By Calico Rudasill at Sssh.com Porn For Women
As we all laugh until sugary milk comes out our noses over Tony the Tiger’s twitter getting inundated with ‘furry porn,’ let’s take a moment to consider why Tony might be a little sensitive about being associated with pornographic depictions.
Tony, you see, is no stranger to being co-opted in an erotic context. In fact, he’s even had a brush (albeit by proxy) with the frightening vagueness of obscenity law in the past.
Watch the back story here….
The Infamous “Act Of Intercourse”
Back in 2009, a man named Andrew Holland was charged with two counts of violating the Criminal Justice and Immigration Act of 2008, in connection with two images found on his computer. One image was from the Body Modification Extreme Pain Olympics, while the other depicted “an act of intercourse with a live animal.”
Making matters more bizarre (and for the human involved in the intercourse, presumably), the live animal in question was a tiger.
Or was it?
As it turned out, much to the embarrassment of the authorities who prosecuted Holland, the “tiger” in the image (which was actually a still captured from a video) was, in fact, a man made to look somewhat like a tiger via Photoshop.

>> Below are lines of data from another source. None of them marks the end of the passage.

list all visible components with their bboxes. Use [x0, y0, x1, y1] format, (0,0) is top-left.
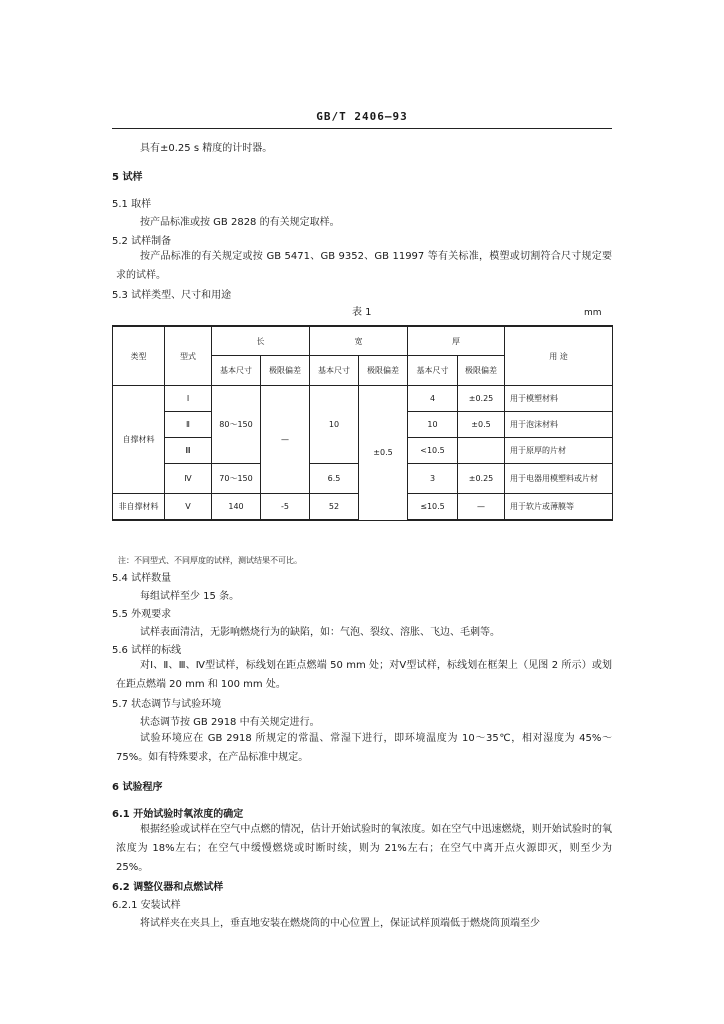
row-3-form: Ⅲ	[165, 438, 212, 464]
group-non-self-supporting: 非自撑材料	[113, 494, 165, 521]
section-5-7-body-1: 状态调节按 GB 2918 中有关规定进行。	[140, 717, 320, 728]
row-4-length: 70～150	[212, 464, 261, 494]
row-5-width: 52	[310, 494, 359, 521]
row-1-use: 用于模塑材料	[505, 386, 613, 412]
row-2-use: 用于泡沫材料	[505, 412, 613, 438]
section-6-2-1-title: 6.2.1 安装试样	[112, 900, 181, 911]
row-2-thick: 10	[408, 412, 458, 438]
section-5-7-title: 5.7 状态调节与试验环境	[112, 699, 222, 710]
header-length-dev: 极限偏差	[261, 356, 310, 386]
section-5-2-title: 5.2 试样制备	[112, 236, 172, 247]
section-5-1-title: 5.1 取样	[112, 199, 152, 210]
section-5-2-body: 按产品标准的有关规定或按 GB 5471、GB 9352、GB 11997 等有关标准，模塑或切割符合尺寸规定要求的试样。	[116, 251, 612, 281]
section-6-1-body: 根据经验或试样在空气中点燃的情况，估计开始试验时的氧浓度。如在空气中迅速燃烧，则开始试验时的氧浓度为 18%左右；在空气中缓慢燃烧或时断时续，则为 21%左右；在空气中离开点火源即灭，则至少为 25%。	[116, 824, 612, 873]
section-5-3-title: 5.3 试样类型、尺寸和用途	[112, 290, 232, 301]
section-5-7-body-2: 试验环境应在 GB 2918 所规定的常温、常湿下进行，即环境温度为 10～35℃，相对湿度为 45%～75%。如有特殊要求，在产品标准中规定。	[116, 733, 612, 763]
header-length: 长	[212, 326, 310, 356]
row-4-use: 用于电器用模塑料或片材	[505, 464, 613, 494]
header-thick-dev: 极限偏差	[458, 356, 505, 386]
section-5-5-body: 试样表面清洁，无影响燃烧行为的缺陷，如：气泡、裂纹、溶胀、飞边、毛刺等。	[140, 627, 500, 638]
header-length-base: 基本尺寸	[212, 356, 261, 386]
row-5-form: Ⅴ	[165, 494, 212, 521]
table-unit: mm	[584, 308, 602, 318]
table-note: 注：不同型式、不同厚度的试样，测试结果不可比。	[118, 556, 302, 565]
row-5-use: 用于软片或薄膜等	[505, 494, 613, 521]
section-6-1-title: 6.1 开始试验时氧浓度的确定	[112, 809, 244, 820]
row-1-thick-dev: ±0.25	[458, 386, 505, 412]
table-title: 表 1	[352, 307, 372, 318]
group-self-supporting: 自撑材料	[113, 386, 165, 494]
header-width-base: 基本尺寸	[310, 356, 359, 386]
header-use: 用 途	[505, 326, 613, 386]
length-merge: 80～150	[212, 386, 261, 464]
section-6-2-title: 6.2 调整仪器和点燃试样	[112, 882, 224, 893]
row-2-form: Ⅱ	[165, 412, 212, 438]
timer-line: 具有±0.25 s 精度的计时器。	[140, 143, 273, 154]
header-width: 宽	[310, 326, 408, 356]
specimen-table	[112, 325, 613, 521]
header-type: 类型	[113, 326, 165, 386]
row-5-thick: ≤10.5	[408, 494, 458, 521]
row-1-thick: 4	[408, 386, 458, 412]
section-5-title: 5 试样	[112, 172, 143, 183]
section-5-4-body: 每组试样至少 15 条。	[140, 591, 240, 602]
section-5-6-title: 5.6 试样的标线	[112, 645, 182, 656]
row-5-thick-dev: —	[458, 494, 505, 521]
row-3-thick-dev	[458, 438, 505, 464]
doc-header: GB/T 2406—93	[316, 110, 408, 123]
row-5-length-dev: -5	[261, 494, 310, 521]
row-5-length: 140	[212, 494, 261, 521]
header-thick-base: 基本尺寸	[408, 356, 458, 386]
section-5-4-title: 5.4 试样数量	[112, 573, 172, 584]
section-5-6-body: 对Ⅰ、Ⅱ、Ⅲ、Ⅳ型试样，标线划在距点燃端 50 mm 处；对Ⅴ型试样，标线划在框架上（见图 2 所示）或划在距点燃端 20 mm 和 100 mm 处。	[116, 660, 612, 690]
row-1-form: Ⅰ	[165, 386, 212, 412]
header-thickness: 厚	[408, 326, 505, 356]
width-dev-merge: ±0.5	[359, 386, 408, 521]
row-3-thick: <10.5	[408, 438, 458, 464]
header-rule	[112, 128, 612, 129]
row-4-form: Ⅳ	[165, 464, 212, 494]
section-5-5-title: 5.5 外观要求	[112, 609, 172, 620]
row-4-thick: 3	[408, 464, 458, 494]
row-4-width: 6.5	[310, 464, 359, 494]
section-6-title: 6 试验程序	[112, 782, 163, 793]
header-width-dev: 极限偏差	[359, 356, 408, 386]
row-3-use: 用于原厚的片材	[505, 438, 613, 464]
section-5-1-body: 按产品标准或按 GB 2828 的有关规定取样。	[140, 217, 340, 228]
header-form: 型式	[165, 326, 212, 386]
row-4-thick-dev: ±0.25	[458, 464, 505, 494]
row-2-thick-dev: ±0.5	[458, 412, 505, 438]
section-6-2-1-body: 将试样夹在夹具上，垂直地安装在燃烧筒的中心位置上，保证试样顶端低于燃烧筒顶端至少	[140, 918, 540, 929]
width-merge: 10	[310, 386, 359, 464]
length-dev-merge: —	[261, 386, 310, 494]
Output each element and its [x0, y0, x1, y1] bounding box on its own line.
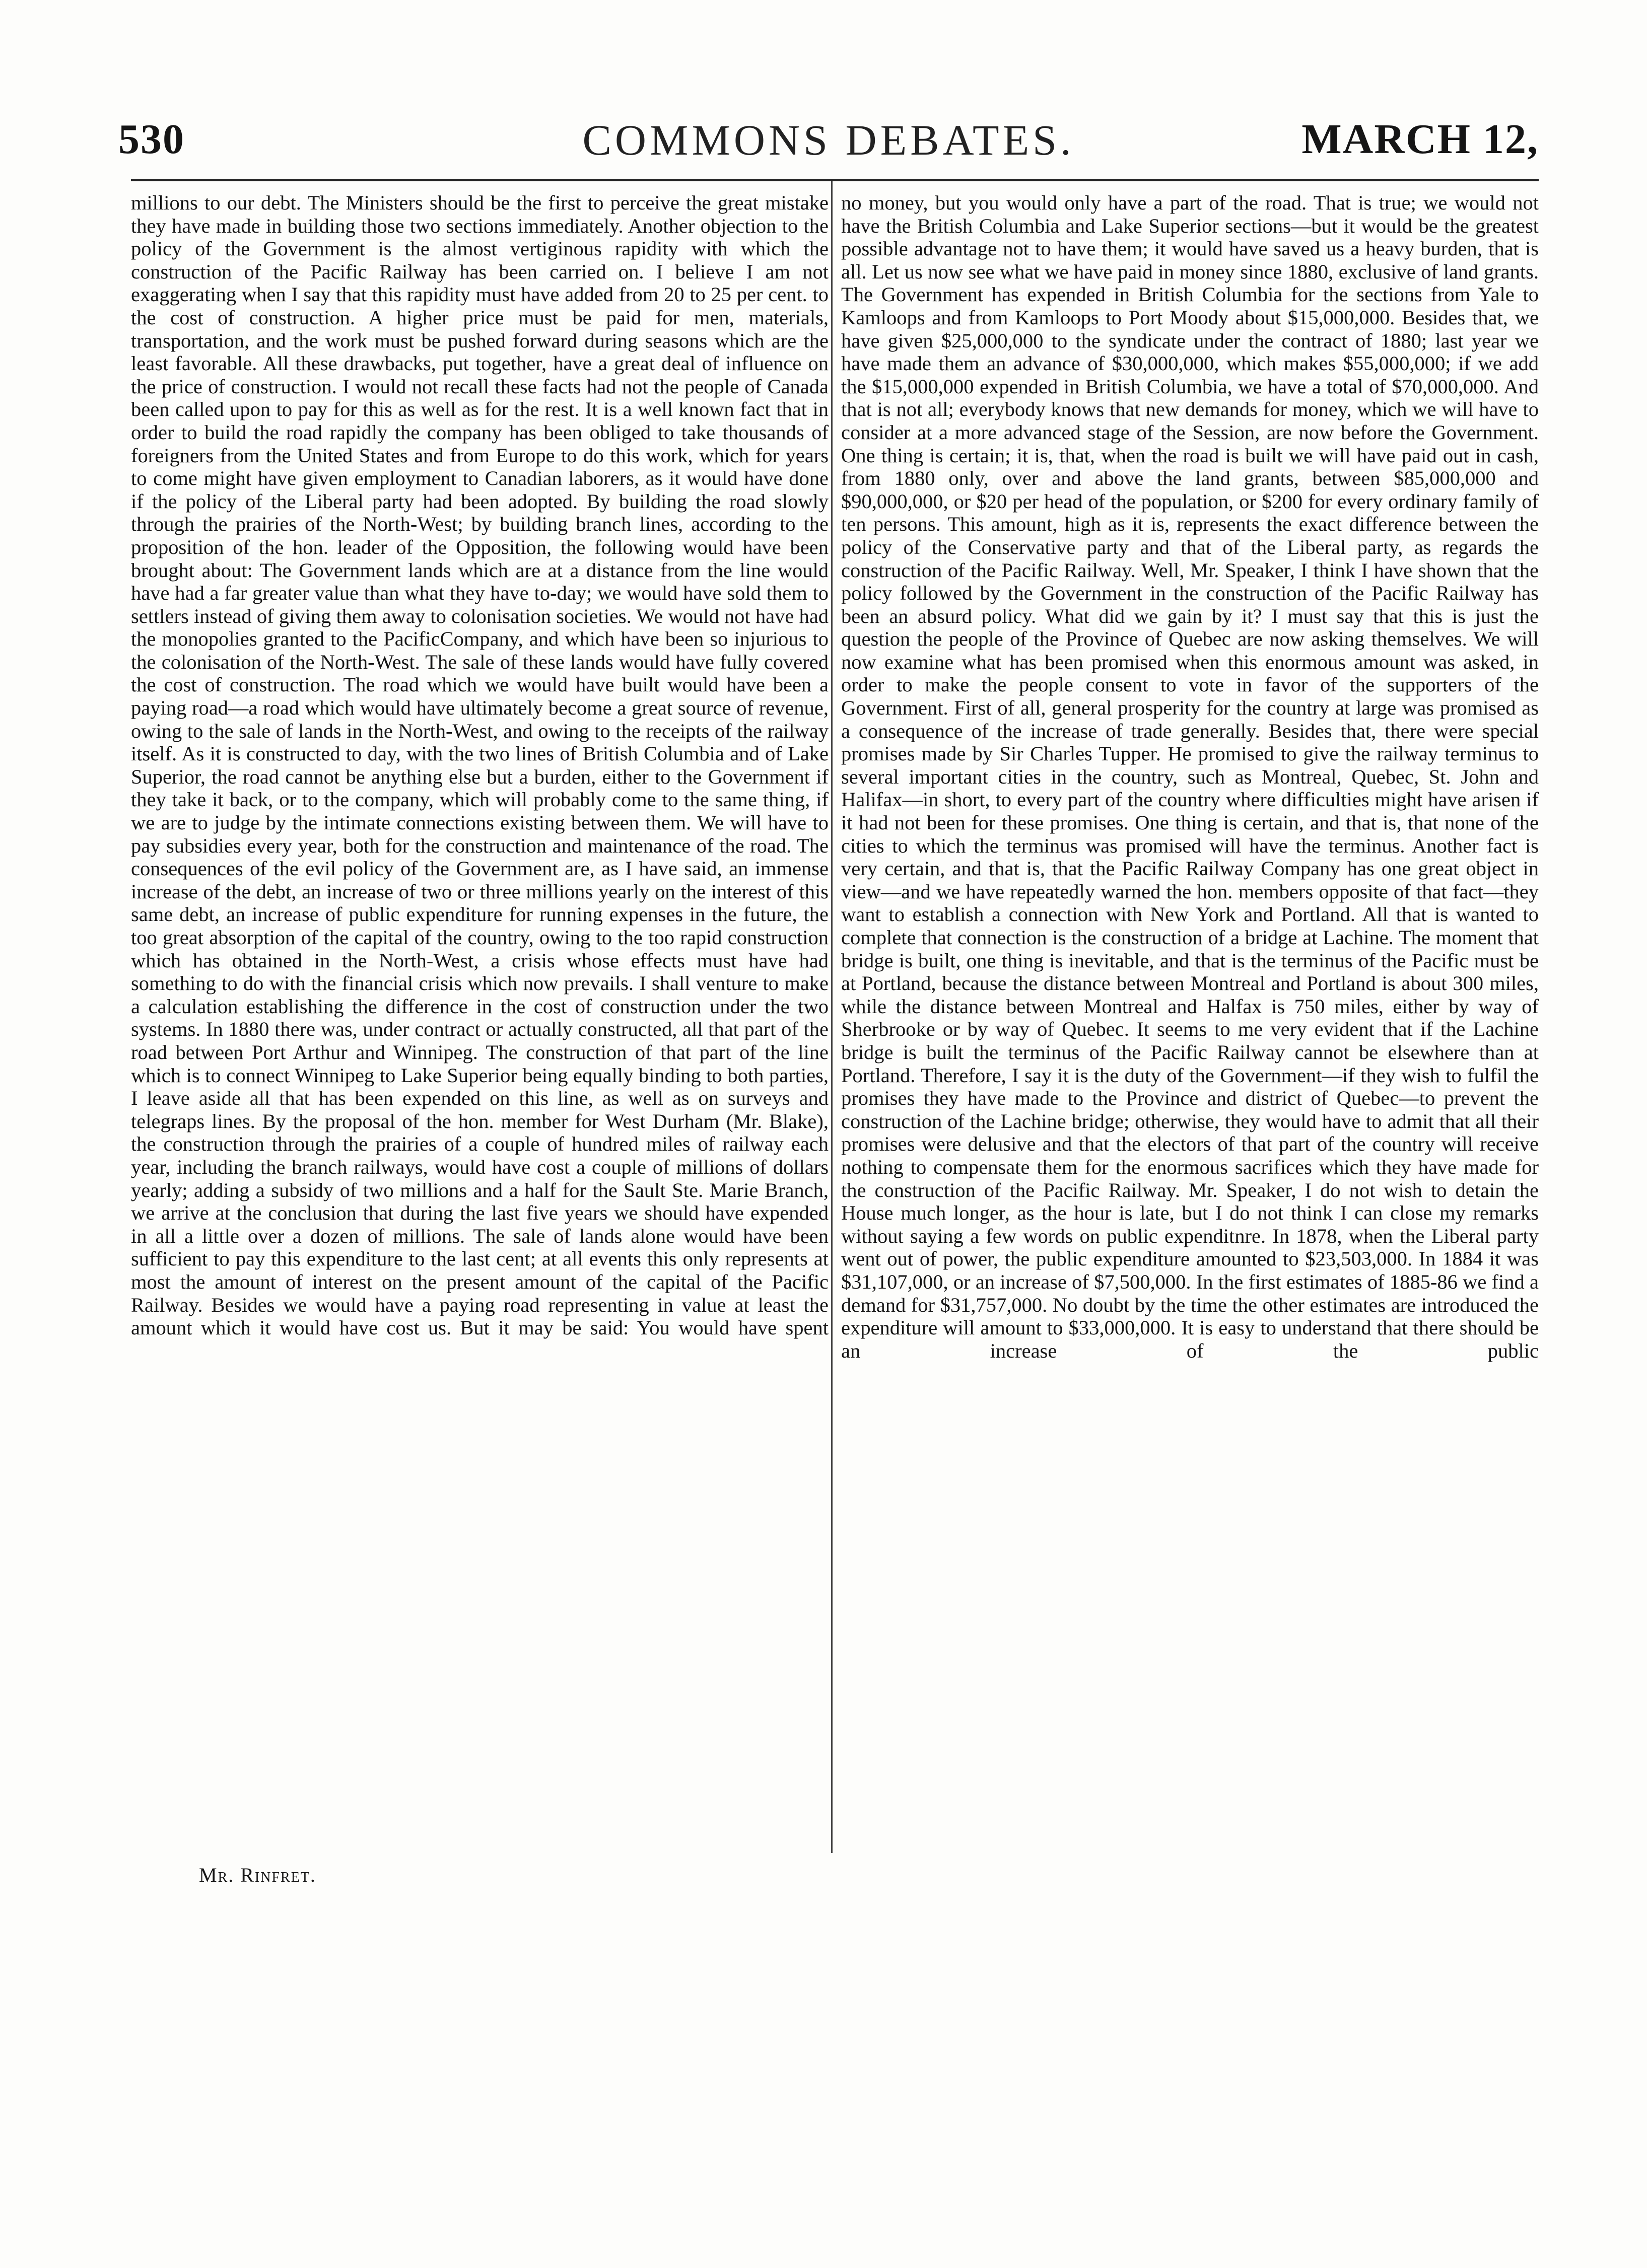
header-date: MARCH 12,	[1301, 116, 1539, 163]
left-column-text: millions to our debt. The Ministers should be the first to perceive the great mistake they have made in building those two sections immediately. Another objection to the policy of the Government is the almost vertiginous rapidity with which the construction of the Pacific Railway has been carried on. I believe I am not exaggerating when I say that this rapidity must have added from 20 to 25 per cent. to the cost of construction. A higher price must be paid for men, materials, transportation, and the work must be pushed forward during seasons which are the least favorable. All these drawbacks, put together, have a great deal of influence on the price of construction. I would not recall these facts had not the people of Canada been called upon to pay for this as well as for the rest. It is a well known fact that in order to build the road rapidly the company has been obliged to take thousands of foreigners from the United States and from Europe to do this work, which for years to come might have given employment to Canadian laborers, as it would have done if the policy of the Liberal party had been adopted. By building the road slowly through the prairies of the North-West; by building branch lines, according to the proposition of the hon. leader of the Opposition, the following would have been brought about: The Government lands which are at a distance from the line would have had a far greater value than what they have to-day; we would have sold them to settlers instead of giving them away to colonisation societies. We would not have had the monopolies granted to the PacificCompany, and which have been so injurious to the colonisation of the North-West. The sale of these lands would have fully covered the cost of construction. The road which we would have built would have been a paying road—a road which would have ultimately become a great source of revenue, owing to the sale of lands in the North-West, and owing to the receipts of the railway itself. As it is constructed to day, with the two lines of British Columbia and of Lake Superior, the road cannot be anything else but a burden, either to the Government if they take it back, or to the company, which will probably come to the same thing, if we are to judge by the intimate connections existing between them. We will have to pay subsidies every year, both for the construction and maintenance of the road. The consequences of the evil policy of the Government are, as I have said, an immense increase of the debt, an increase of two or three millions yearly on the interest of this same debt, an increase of public expenditure for running expenses in the future, the too great absorption of the capital of the country, owing to the too rapid construction which has obtained in the North-West, a crisis whose effects must have had something to do with the financial crisis which now prevails. I shall venture to make a calculation establishing the difference in the cost of construction under the two systems. In 1880 there was, under contract or actually constructed, all that part of the road between Port Arthur and Winnipeg. The construction of that part of the line which is to connect Winnipeg to Lake Superior being equally binding to both parties, I leave aside all that has been expended on this line, as well as on surveys and telegraps lines. By the proposal of the hon. member for West Durham (Mr. Blake), the construction through the prairies of a couple of hundred miles of railway each year, including the branch railways, would have cost a couple of millions of dollars yearly; adding a subsidy of two millions and a half for the Sault Ste. Marie Branch, we arrive at the conclusion that during the last five years we should have expended in all a little over a dozen of millions. The sale of lands alone would have been sufficient to pay this expenditure to the last cent; at all events this only represents at most the amount of interest on the present amount of the capital of the Pacific Railway. Besides we would have a paying road representing in value at least the amount which it would have cost us. But it may be said: You would have spent	[131, 191, 829, 1339]
column-divider	[831, 181, 833, 1853]
page-number: 530	[118, 116, 185, 163]
left-column	[131, 191, 829, 1339]
speaker-footer	[199, 1863, 316, 1887]
header-rule	[131, 179, 1539, 181]
right-column-text: no money, but you would only have a part of the road. That is true; we would not have the British Columbia and Lake Superior sections—but it would be the greatest possible advantage not to have them; it would have saved us a heavy burden, that is all. Let us now see what we have paid in money since 1880, exclusive of land grants. The Government has expended in British Columbia for the sections from Yale to Kamloops and from Kamloops to Port Moody about $15,000,000. Besides that, we have given $25,000,000 to the syndicate under the contract of 1880; last year we have made them an advance of $30,000,000, which makes $55,000,000; if we add the $15,000,000 expended in British Columbia, we have a total of $70,000,000. And that is not all; everybody knows that new demands for money, which we will have to consider at a more advanced stage of the Session, are now before the Government. One thing is certain; it is, that, when the road is built we will have paid out in cash, from 1880 only, over and above the land grants, between $85,000,000 and $90,000,000, or $20 per head of the population, or $200 for every ordinary family of ten persons. This amount, high as it is, represents the exact difference between the policy of the Conservative party and that of the Liberal party, as regards the construction of the Pacific Railway. Well, Mr. Speaker, I think I have shown that the policy followed by the Government in the construction of the Pacific Railway has been an absurd policy. What did we gain by it? I must say that this is just the question the people of the Province of Quebec are now asking themselves. We will now examine what has been promised when this enormous amount was asked, in order to make the people consent to vote in favor of the supporters of the Government. First of all, general prosperity for the country at large was promised as a consequence of the increase of trade generally. Besides that, there were special promises made by Sir Charles Tupper. He promised to give the railway terminus to several important cities in the country, such as Montreal, Quebec, St. John and Halifax—in short, to every part of the country where difficulties might have arisen if it had not been for these promises. One thing is certain, and that is, that none of the cities to which the terminus was promised will have the terminus. Another fact is very certain, and that is, that the Pacific Railway Company has one great object in view—and we have repeatedly warned the hon. members opposite of that fact—they want to establish a connection with New York and Portland. All that is wanted to complete that connection is the construction of a bridge at Lachine. The moment that bridge is built, one thing is inevitable, and that is the terminus of the Pacific must be at Portland, because the distance between Montreal and Portland is about 300 miles, while the distance between Montreal and Halfax is 750 miles, either by way of Sherbrooke or by way of Quebec. It seems to me very evident that if the Lachine bridge is built the terminus of the Pacific Railway cannot be elsewhere than at Portland. Therefore, I say it is the duty of the Government—if they wish to fulfil the promises they have made to the Province and district of Quebec—to prevent the construction of the Lachine bridge; otherwise, they would have to admit that all their promises were delusive and that the electors of that part of the country will receive nothing to compensate them for the enormous sacrifices which they have made for the construction of the Pacific Railway. Mr. Speaker, I do not wish to detain the House much longer, as the hour is late, but I do not think I can close my remarks without saying a few words on public expenditnre. In 1878, when the Liberal party went out of power, the public expenditure amounted to $23,503,000. In 1884 it was $31,107,000, or an increase of $7,500,000. In the first estimates of 1885-86 we find a demand for $31,757,000. No doubt by the time the other estimates are introduced the expenditure will amount to $33,000,000. It is easy to understand that there should be an increase of the public	[841, 191, 1539, 1362]
right-column	[841, 191, 1539, 1362]
journal-title: COMMONS DEBATES.	[582, 116, 1075, 164]
speaker-name: Mr. Rinfret.	[199, 1864, 316, 1886]
page-header	[118, 115, 1539, 170]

In the video from which the still image was taken, at the end of the scene, the man-tiger turns to the camera and says “That’s grrreat!” and “Beats doing Frosties ads for a living.”
Needless to say, the charges against Holland were dropped, because while having sex with a man disguised as a tiger might be a strange way to spend your Friday night, it’s not exactly “an act of intercourse with a live animal.”
You Can’t Un-Ring That Bell
While Holland being acquitted was a good thing (albeit a thing which came far too late for the incident not to ruin his life), from Tony’s perspective, a perverse seed had been planted in the minds of Internet users. Never again would he be seen as a jovial, if somewhat incongruous, cereal pushing spokes-tiger, because now, like it or not, he was a pornstar by proxy.
While it might not seem like a big deal to you or me for a fictitious tiger’s family-friendly brand to be sullied in this way, it’s easy for us to say, because none of us is a fictitious tiger.
Plus, we can’t know for sure what Tony’s future holds. What if his frosted flaky bosses decide Tony’s image has been so tarnished by the UK incident they decide to have a cartoon squirrel take over for him? We’ve all heard how hard it is for ex-pornstars to find mainstream jobs after the end of their performing career; just imagine how hard it would be for someone who is already a mainstream star to recover from being associated with “extreme” porn!
I’ll bet this is why Tony is so concerned with being tweeted furry porn; sure, he doesn’t want his fans to be exposed to the stuff, but more than that, he’s worried he’ll accidentally ‘favorite’ something which leads to being handed a pink slip, followed by a life of pain in which he struggles to find acting work, at best making a cameo appearance in a future reboot of “The Jungle Book.”
Has The Die Already Been Cast?
While Tony has now blocked quite a lot of his followers over the NSFW tweets he had been receiving, the damage may already be done, in part because Tony was an object of furry lust long before Twitter was a thing.
Honestly, I feel bad for Tony – and I’m sorry I don’t have better words with which to console him, or at least better advice for how to approach his post-porn-sullied life.
Oh well; if all else fails, he can always find God and hopefully even earn a few bones (frosted or otherwise) preaching about the perils of porn.